Transcriptional control of human epidermal stemness.

In everyday life our skin has to cope with a lot of wear and tear. The epidermis forms the surface of the skin and is made up of several layers of cells. The epidermis needs to be renewed constantly to keep our skin in good condition.

What's more, trauma, disease or ageing induce tissue damage, so the epidermis needs to be able to repair itself efficiently to keep doing its job - protecting our body from the outside world. Epidermal stem cells make all this possible. They are responsible for constant renewal (regeneration) of our epidermis, and for repairing the epidermis after skin wounding.

Epidermal stem cells are one of the few types of stem cells already used to treat patients. They can be taken from a patient, multiplied and used to grow sheets of epidermis in the lab. The new epidermis can then be transplanted back onto the patient as a skin graft to permanently restore massive epidermal defects in patients suffering from severe burn wounds or hereditary skin blistering diseases.

Most of the work in the cells of our body - including epidermal stem cells - is done by proteins, which are a huge, varied group of molecules. Therefore, the thousands of genes expressed in a particular cell determine what that cell can do. The instructions for how to make proteins comes from genes.

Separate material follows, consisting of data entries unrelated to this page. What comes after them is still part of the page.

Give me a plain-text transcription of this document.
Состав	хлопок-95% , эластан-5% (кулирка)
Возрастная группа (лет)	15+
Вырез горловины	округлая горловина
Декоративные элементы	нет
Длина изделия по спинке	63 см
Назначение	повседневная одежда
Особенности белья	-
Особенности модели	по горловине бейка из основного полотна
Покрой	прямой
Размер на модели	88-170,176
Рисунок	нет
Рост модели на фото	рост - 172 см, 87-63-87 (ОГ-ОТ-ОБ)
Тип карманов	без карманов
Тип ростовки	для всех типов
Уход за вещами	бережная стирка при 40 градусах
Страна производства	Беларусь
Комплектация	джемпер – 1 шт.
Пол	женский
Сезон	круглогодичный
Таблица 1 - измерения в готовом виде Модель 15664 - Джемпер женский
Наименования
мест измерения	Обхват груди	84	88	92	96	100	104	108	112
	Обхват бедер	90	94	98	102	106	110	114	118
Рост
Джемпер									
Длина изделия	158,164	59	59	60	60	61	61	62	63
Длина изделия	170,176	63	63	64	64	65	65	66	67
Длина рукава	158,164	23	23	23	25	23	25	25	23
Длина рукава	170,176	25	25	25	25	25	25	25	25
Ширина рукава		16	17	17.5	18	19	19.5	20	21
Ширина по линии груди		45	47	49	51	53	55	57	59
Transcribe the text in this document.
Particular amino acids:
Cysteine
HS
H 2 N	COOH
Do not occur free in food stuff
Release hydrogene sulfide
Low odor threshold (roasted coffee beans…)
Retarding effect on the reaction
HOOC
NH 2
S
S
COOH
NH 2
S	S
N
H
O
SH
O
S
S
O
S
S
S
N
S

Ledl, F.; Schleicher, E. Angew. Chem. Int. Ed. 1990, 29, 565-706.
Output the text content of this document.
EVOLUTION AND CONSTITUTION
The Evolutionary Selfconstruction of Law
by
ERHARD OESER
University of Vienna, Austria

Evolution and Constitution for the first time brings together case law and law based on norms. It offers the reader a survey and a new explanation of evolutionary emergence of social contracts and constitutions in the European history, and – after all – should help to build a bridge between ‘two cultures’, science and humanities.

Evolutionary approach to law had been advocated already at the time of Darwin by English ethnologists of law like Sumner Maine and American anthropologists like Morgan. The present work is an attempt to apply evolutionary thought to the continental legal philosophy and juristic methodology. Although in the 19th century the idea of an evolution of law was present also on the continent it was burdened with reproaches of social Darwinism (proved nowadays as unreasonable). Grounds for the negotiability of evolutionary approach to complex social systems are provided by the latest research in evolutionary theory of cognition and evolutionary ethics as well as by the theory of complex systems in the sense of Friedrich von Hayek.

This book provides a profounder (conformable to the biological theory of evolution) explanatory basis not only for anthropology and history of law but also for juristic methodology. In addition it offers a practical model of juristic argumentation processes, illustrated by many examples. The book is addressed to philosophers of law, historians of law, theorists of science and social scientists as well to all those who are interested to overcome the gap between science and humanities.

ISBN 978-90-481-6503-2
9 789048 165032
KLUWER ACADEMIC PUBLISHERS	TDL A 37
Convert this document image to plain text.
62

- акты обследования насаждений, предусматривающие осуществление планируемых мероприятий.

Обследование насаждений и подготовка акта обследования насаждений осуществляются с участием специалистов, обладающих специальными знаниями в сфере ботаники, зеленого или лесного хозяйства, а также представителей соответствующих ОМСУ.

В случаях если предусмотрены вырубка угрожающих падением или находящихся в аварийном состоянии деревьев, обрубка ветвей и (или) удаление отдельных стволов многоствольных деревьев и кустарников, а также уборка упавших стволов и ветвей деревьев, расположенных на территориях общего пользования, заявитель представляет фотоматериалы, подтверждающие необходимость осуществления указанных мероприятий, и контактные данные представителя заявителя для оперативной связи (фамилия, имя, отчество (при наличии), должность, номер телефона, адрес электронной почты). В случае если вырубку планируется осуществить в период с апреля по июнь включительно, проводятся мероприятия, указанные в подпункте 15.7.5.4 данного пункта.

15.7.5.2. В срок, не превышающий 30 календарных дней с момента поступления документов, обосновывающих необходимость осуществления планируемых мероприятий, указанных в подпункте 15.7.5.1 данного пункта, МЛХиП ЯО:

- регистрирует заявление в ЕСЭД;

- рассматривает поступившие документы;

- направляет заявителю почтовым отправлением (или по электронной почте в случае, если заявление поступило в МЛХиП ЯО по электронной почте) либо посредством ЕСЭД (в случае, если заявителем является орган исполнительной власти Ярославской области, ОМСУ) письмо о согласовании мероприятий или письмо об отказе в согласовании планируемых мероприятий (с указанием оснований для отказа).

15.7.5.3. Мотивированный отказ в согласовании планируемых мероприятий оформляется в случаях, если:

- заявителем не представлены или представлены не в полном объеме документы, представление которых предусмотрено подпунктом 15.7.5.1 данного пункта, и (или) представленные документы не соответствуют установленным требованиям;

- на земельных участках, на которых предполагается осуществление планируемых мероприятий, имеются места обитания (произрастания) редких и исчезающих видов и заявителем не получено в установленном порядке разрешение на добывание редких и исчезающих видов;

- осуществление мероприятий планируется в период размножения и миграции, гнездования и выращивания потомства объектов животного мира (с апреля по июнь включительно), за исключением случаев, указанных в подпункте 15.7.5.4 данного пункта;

The process by which the information in a gene is turned into a functional protein is called gene expression. Gene expression is a tightly regulated process that allows a cell to respond to its changing environment. Only a fraction of the genes in a cell are expressed at any one time, and differences in gene expression programmes determine the distinct functions of different cell types.

The physiological process that maintains a constant number of cells in renewing organs is called tissue homeostasis. How a stable pool of epidermal stem cells is maintained during homeostasis and in response to tissue damage remains a fundamental open question. Two functionally redundant proteins called YAP and TAZ are absolutely essential for sustaining human epidermal stem cells.

YAP/TAZ work in the epidermal stem cell's nucleus where they interact with many other proteins to promote the expression of genes that allow the stem cells to self-renew in order to maintain stem cell numbers during homeostasis and tissue repair. However, we know only very little about which genes are expressed by YAP/TAZ, and which cellular processes these YAP/TAZ-regulated genes control.

We also don't know the identity of the various nuclear proteins that interact with YAP/TAZ to help them control gene expression and sustain epidermal stem cells.

In this proposal, we will use modern technologies to identify all the genes that are regulated by YAP/TAZ to control epidermal stem cell self-renewal. By using computational tools, we can then categorise these genes into gene expression programmes. In addition, we will also obtain a global picture of the various nuclear proteins that interact with YAP/TAZ to control the gene expression programmes that facilitate epidermal stem cell self-renewal.

We will assess the physiological roles of these important YAP/TAZ-associated proteins by using human skin equivalents that we can grow outside of the human body in a culture dish.

This project will provide new and significant insights into the control of human epidermal stem cell self-renewal, and enable us to better understand how the epidermis is able to constantly renew itself.